В хате Кот скинул трико и майку, впрыгнул в брюки и туфли, накинул рубашку, и его увели. У меня было такое впечатление, что это какой-то спектакль. Какой – я пойму позже, а сейчас я сидел и ждал его возвращения. Чуйка мне подсказывала, что вот-вот произойдет что-то плохое. Неспокойно было на душе. Открылась кормушка.

– Собирайся с вещами, – сказал прапор. – Пять минут на сборы.

Кормушка закрылась. Я понял, что Кот избавился от меня как от проблемы. Собрав свои вещи в пакет, я подумал, а не обезжирить ли мне его за все? В других хатах голод, а он здесь жирует. Несправедливо. Достав из-под сухого мусора в тазике грелку с водкой, кинул на матрас. Следом туда же полетели сигареты, чай, кофе, молоко, сахар, конфеты, сало, колбаса. Скрутил матрас, обвязал его простыней. Скрутка вышла огромной, но было плевать на все.

– Выходим с вещами, – рявкнул прапор.

Подхватив матрас с пакетом, без сожаления вышел на продол.

Встреча с Климом. Карцер

– Здесь тебя научат жить, – сказал прапор и втолкнул меня в хату.

Споткнувшись, я чуть было не упал. Я бросил матрас на пол, стоял и смотрел, как со шконок начинают подниматься.

– Здорово, мужики!

Последним, из дальнего угла, поднялся Клим. Он, улыбаясь подошел. Так как я загораживал собой дверь, он сказал: «Отойди», заглянул в глазок, в который смотрел с той стороны прапор.

– Разберемся, командир. Это мы всегда запросто. Сам знаешь...

Глазок закрылся, раздались удаляющиеся шаги. Еще с минуту Клим прислушивался, а потом сказал в хату:

– Знакомьтесь, это и есть Марата. Я его ищу по всей тюрьме, а он вот, сам приехал. Здорово, арестант! Проходи. Располагайтя. Кидай вату надо мной.

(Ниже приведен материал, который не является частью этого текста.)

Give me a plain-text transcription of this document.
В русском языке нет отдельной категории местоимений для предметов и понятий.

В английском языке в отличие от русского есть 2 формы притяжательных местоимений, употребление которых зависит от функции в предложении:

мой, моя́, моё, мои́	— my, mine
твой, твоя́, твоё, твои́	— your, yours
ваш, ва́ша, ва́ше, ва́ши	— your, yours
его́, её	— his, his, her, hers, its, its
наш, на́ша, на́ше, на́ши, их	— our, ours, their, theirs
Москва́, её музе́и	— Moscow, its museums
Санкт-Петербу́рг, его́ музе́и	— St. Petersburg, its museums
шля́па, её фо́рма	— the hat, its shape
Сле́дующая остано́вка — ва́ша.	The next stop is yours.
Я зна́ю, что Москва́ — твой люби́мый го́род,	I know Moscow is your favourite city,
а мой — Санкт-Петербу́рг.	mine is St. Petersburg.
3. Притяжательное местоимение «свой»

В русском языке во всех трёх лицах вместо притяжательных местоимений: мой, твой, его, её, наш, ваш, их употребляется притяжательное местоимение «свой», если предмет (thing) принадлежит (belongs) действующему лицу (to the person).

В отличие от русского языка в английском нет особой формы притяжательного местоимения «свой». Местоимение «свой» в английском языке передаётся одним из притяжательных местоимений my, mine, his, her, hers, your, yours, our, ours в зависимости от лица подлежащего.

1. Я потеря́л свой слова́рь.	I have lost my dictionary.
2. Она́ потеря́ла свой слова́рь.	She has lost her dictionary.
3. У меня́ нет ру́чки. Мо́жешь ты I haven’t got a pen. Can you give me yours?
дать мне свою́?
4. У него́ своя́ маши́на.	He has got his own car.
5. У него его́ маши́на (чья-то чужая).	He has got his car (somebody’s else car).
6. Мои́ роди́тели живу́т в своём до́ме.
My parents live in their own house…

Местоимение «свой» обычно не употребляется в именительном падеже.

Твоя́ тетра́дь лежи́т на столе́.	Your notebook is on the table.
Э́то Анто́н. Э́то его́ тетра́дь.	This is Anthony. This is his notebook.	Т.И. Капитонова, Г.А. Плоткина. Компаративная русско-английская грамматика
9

– А куреха есть? – спросил кто-то.

– Есть, мужики... Но тут дело такое… – Развернув матрас, показал его содержимое. – Я обезжирил его за все, пока он на свиданке.

– Кого? Ты где был?

Клим строго смотрел мне в глаза.

– В ноль девятнадцатом тройнике.

– Понятно. Годится. Быстро, мужики, соорудили дорогу с соседями и перегоняем всё к ним. Быстро! – прикрикнул Клим. – Ждем шмон.

Последние слова вывели мужиков из ступора, в который впали от увиденного в матрасе. Никто из них даже мечтать в то время не мог о таких куражах в тюрьме. Без суеты все занялись привычным делом: один достал коня (веревку, которая соединяет камеры из окна в окно), другие стали упаковывать все в контейнеры из бумаги и целлофановых мешков. Тот, что достал дорогу, уже протянул ее, контейнеры передавались ему, а он перегонял их соседям за стенкой, где слышалось движение. Все делалось быстро и четко.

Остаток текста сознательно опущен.